Please tell me this is not a thing, now.  Please.  Because looking at the grief-filled pics of a stranger's funeral seems an awful lot like rubbernecking at a traffic accident, i.e., not something to be encouraged.  And now I feel petty just for commenting about it.  Ick.


Tails from the Foster Kittens said...

we all grieve in different ways. While it is not my choice.. I'd like to forgo the funeral all togeter.. I figure to each their own.

Domestic Kate said...

I can't blame people I guess. Unfortunately, families often don't get together unless someone dies, so it's a rare opportunity to get everyone together, dressed up, etc.
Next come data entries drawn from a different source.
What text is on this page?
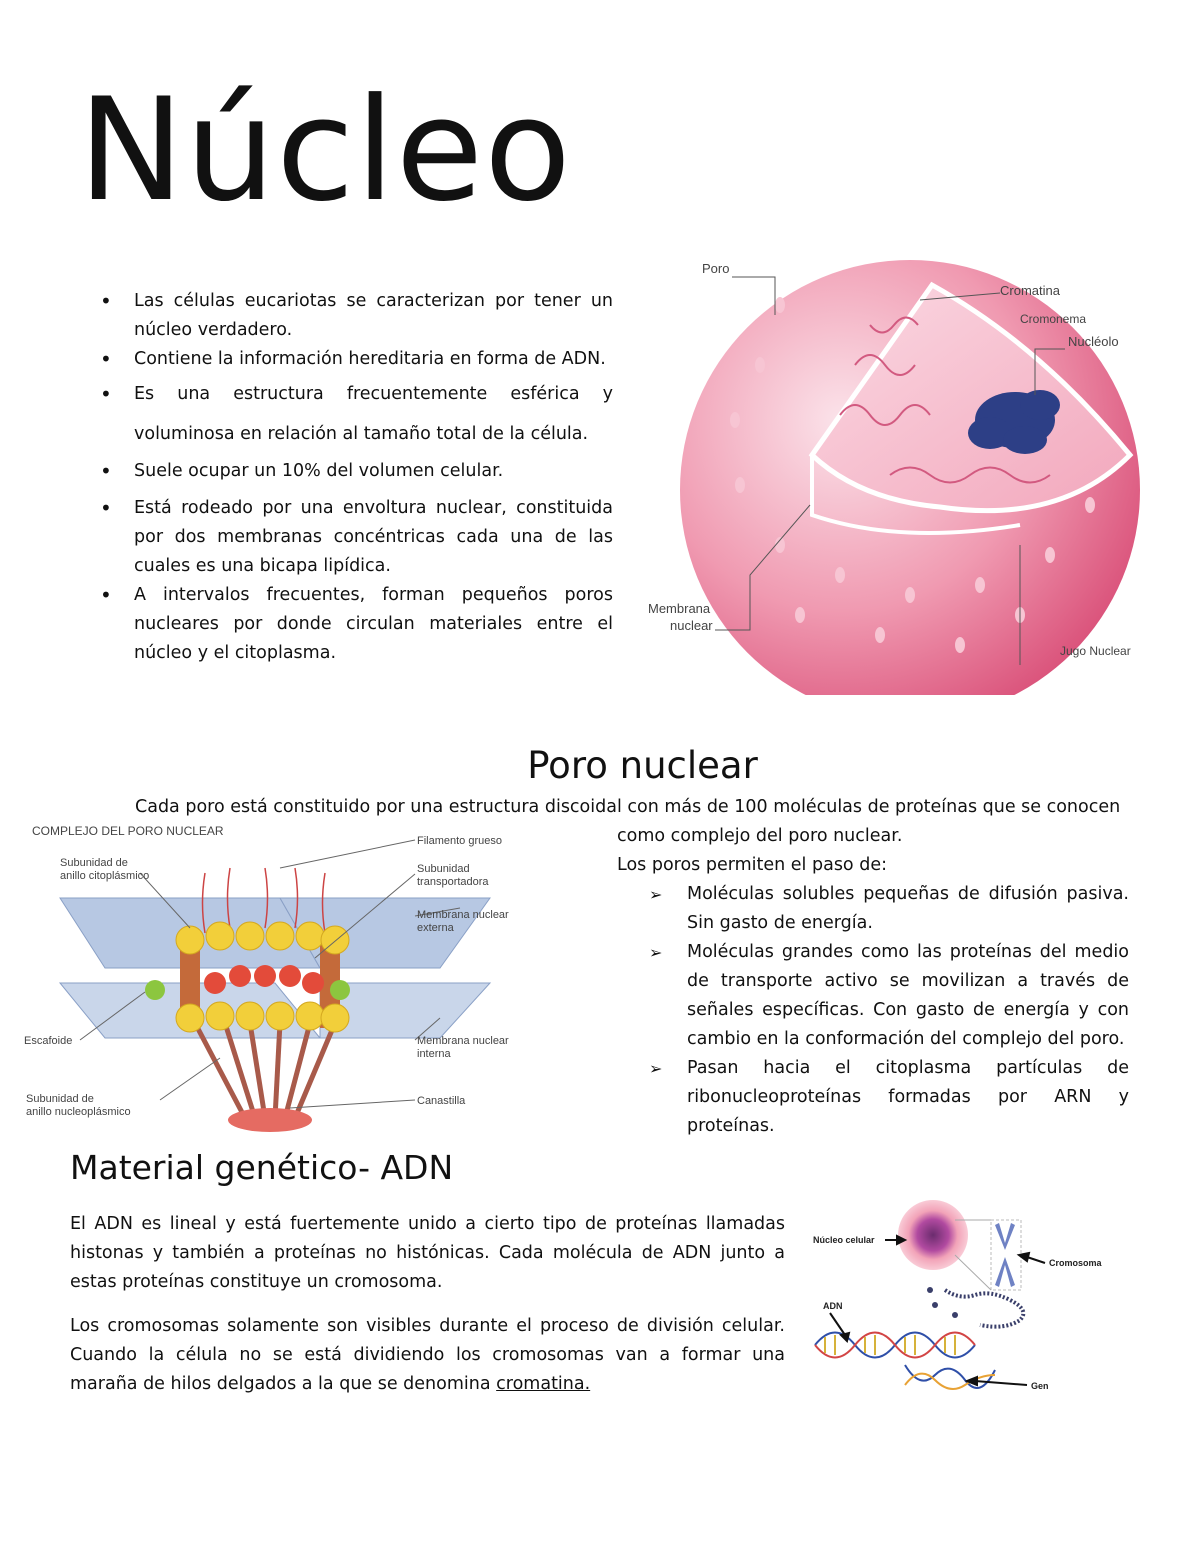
Núcleo
• Las células eucariotas se caracterizan por tener un núcleo verdadero.
• Contiene la información hereditaria en forma de ADN.
• Es una estructura frecuentemente esférica y voluminosa en relación al tamaño total de la célula.
• Suele ocupar un 10% del volumen celular.
• Está rodeado por una envoltura nuclear, constituida por dos membranas concéntricas cada una de las cuales es una bicapa lipídica.
• A intervalos frecuentes, forman pequeños poros nucleares por donde circulan materiales entre el núcleo y el citoplasma.
Poro
Cromatina
Cromonema
Nucléolo
Membrana
nuclear
Jugo Nuclear
Poro nuclear
Cada poro está constituido por una estructura discoidal con más de 100 moléculas de proteínas que se conocen
COMPLEJO DEL PORO NUCLEAR
Subunidad de
anillo citoplásmico
Filamento grueso
Subunidad
transportadora
Membrana nuclear
externa
Escafoide	Membrana nuclear
interna
Subunidad de
anillo nucleoplásmico
Canastilla
como complejo del poro nuclear.
Los poros permiten el paso de:
➢ Moléculas solubles pequeñas de difusión pasiva. Sin gasto de energía.
➢ Moléculas grandes como las proteínas del medio de transporte activo se movilizan a través de señales específicas. Con gasto de energía y con cambio en la conformación del complejo del poro.
➢ Pasan hacia el citoplasma partículas de ribonucleoproteínas formadas por ARN y proteínas.
Material genético- ADN

El ADN es lineal y está fuertemente unido a cierto tipo de proteínas llamadas histonas y también a proteínas no histónicas. Cada molécula de ADN junto a estas proteínas constituye un cromosoma.

Los cromosomas solamente son visibles durante el proceso de división celular. Cuando la célula no se está dividiendo los cromosomas van a formar una maraña de hilos delgados a la que se denomina cromatina.

Núcleo celular
Cromosoma
ADN
Gen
I'm uncomfortable with it too, though.

~~Silk said...

As I'd mentioned, nobody ever tells me someone has died until they've been long buried. Long after Gramma died, I happened to see a photo my mother had taken of Gramma in her coffin. That's the first time I really believed she was gone. I never saw a photo from my father's funeral, so it was many years before I stopped being afraid of him suddenly attacking. I've often thought that the purpose of a funeral is on the surface to honor the dead, but deep down is actually to confirm that they're indeed really truly dead.

You've never heard of the Victorian practice? http://www.bbc.com/news/uk-england-36389581

~~Silk said...

Oops, just reread the post, and yeah, you do know about the Victorian thing. Ne'mind.

rockygrace said...

haha, Silk, I can think of SEVERAL people whose funerals I'll prolly attend just to reassure myself that they're dead.